I don't know best "readiness" check logic/settings for your LB. Hopefully someone else can advise there.

yellow and red are completely different animals. red is ... bad.

yellow has a specific meaning, one or more index's shards is currently missing a replica. But all indices should be writeable/searchable if cluster state is yellow, as (eg) happens naturally when a rolling restart is ongoing.

org.elasticsearch.cluster.block.ClusterBlockException: blocked by: [SERVICE_UNAVAILABLE/1/state not recovered / initialized];

As far as I knew, that exception should not appear when the cluster state is green or yellow? Am I just wrong on this? node N might generate this exception even after node M has returned "cluster is yellow/green" ? I am happy to be corrected if so, every day is a school day!

I note in passing that the /_cluster/health endpoint has ?wait_for_status=X arg, where X can be green or yellow, and there is also the per-index call as well, /_cluster/health/index-name, and should only return a 200 if the desired state or better has been reached.

Thanks for reverting back.
that exception occurred not during a cluster status being changed but sudden addition of multiple router nodes

This is the current scenario:
The clients connects to the coordinator nodes via envoy and uses http healthcheck GET / on 9200 port to check if the nodes are healthy to serve the traffic.
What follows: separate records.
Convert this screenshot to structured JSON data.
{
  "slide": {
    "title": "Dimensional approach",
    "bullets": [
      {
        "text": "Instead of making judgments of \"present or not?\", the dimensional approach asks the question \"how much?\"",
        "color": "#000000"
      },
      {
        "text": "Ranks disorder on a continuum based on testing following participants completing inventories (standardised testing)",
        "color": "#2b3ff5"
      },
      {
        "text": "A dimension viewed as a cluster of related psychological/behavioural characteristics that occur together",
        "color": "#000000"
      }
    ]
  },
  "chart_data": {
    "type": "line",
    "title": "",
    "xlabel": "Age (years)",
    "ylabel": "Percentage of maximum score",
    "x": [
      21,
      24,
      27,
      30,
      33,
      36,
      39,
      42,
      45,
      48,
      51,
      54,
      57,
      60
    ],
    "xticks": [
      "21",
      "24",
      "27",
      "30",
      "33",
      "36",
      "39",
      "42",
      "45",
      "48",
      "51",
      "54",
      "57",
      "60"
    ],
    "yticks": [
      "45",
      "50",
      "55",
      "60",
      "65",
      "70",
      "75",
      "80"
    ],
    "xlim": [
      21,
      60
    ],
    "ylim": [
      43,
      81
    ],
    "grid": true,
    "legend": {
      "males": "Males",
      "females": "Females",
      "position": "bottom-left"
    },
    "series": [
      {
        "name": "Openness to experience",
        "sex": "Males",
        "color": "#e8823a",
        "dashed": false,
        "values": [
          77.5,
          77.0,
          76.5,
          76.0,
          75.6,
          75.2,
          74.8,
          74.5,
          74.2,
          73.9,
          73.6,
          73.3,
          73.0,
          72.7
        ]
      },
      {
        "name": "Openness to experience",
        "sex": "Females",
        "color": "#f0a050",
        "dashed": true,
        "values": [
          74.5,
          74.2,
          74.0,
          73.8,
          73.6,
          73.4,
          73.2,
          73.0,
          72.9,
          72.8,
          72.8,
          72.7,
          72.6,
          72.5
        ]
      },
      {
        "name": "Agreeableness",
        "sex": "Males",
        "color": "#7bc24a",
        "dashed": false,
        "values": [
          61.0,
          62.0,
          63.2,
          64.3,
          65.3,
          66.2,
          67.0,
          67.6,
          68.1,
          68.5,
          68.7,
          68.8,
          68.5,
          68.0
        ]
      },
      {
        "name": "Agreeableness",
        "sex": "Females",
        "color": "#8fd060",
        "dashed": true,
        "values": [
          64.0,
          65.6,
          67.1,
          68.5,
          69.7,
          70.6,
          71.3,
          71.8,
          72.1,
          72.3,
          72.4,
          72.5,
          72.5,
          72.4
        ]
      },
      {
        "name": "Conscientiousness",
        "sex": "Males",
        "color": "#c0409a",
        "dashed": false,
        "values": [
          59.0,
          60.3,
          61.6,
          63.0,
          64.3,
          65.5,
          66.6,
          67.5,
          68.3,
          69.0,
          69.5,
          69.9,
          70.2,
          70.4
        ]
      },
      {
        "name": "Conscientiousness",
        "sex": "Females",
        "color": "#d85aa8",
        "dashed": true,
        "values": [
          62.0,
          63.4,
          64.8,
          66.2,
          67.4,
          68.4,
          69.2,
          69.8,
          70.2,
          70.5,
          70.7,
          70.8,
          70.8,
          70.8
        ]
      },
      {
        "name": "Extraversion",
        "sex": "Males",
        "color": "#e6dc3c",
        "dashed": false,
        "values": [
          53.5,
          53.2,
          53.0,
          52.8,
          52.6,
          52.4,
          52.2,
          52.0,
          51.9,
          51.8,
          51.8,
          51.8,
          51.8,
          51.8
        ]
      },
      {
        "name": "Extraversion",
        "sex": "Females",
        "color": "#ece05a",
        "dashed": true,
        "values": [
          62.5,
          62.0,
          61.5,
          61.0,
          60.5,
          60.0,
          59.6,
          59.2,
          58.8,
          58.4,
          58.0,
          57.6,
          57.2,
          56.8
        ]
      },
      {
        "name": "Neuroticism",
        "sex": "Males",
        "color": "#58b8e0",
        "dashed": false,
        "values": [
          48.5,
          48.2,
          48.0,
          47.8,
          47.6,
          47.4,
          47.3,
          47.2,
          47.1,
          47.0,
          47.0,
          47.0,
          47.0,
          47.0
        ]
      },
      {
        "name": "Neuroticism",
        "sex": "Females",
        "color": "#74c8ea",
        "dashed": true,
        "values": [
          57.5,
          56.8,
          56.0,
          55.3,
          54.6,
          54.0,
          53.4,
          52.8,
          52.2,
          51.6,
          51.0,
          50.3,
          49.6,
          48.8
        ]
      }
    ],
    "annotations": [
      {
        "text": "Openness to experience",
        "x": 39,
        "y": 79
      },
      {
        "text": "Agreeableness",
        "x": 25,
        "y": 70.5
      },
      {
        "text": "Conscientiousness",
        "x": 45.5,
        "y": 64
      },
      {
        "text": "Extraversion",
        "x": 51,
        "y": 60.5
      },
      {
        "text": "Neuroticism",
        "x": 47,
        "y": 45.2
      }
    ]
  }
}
What can we update here?

Thanks for clarifying.

As I said, I am not able to confirm your best options with elastic behind your (envoy) load balancer, and even if it were haproxy or another LB I still would not know, especially given sudden and significant changes in cluster topology. You are certainly right that a GET to / returning 200 does not mean "ready for indexing/querying/....".

I hope someone else can assist, and I wish you luck. Grateful for a well written problem description too.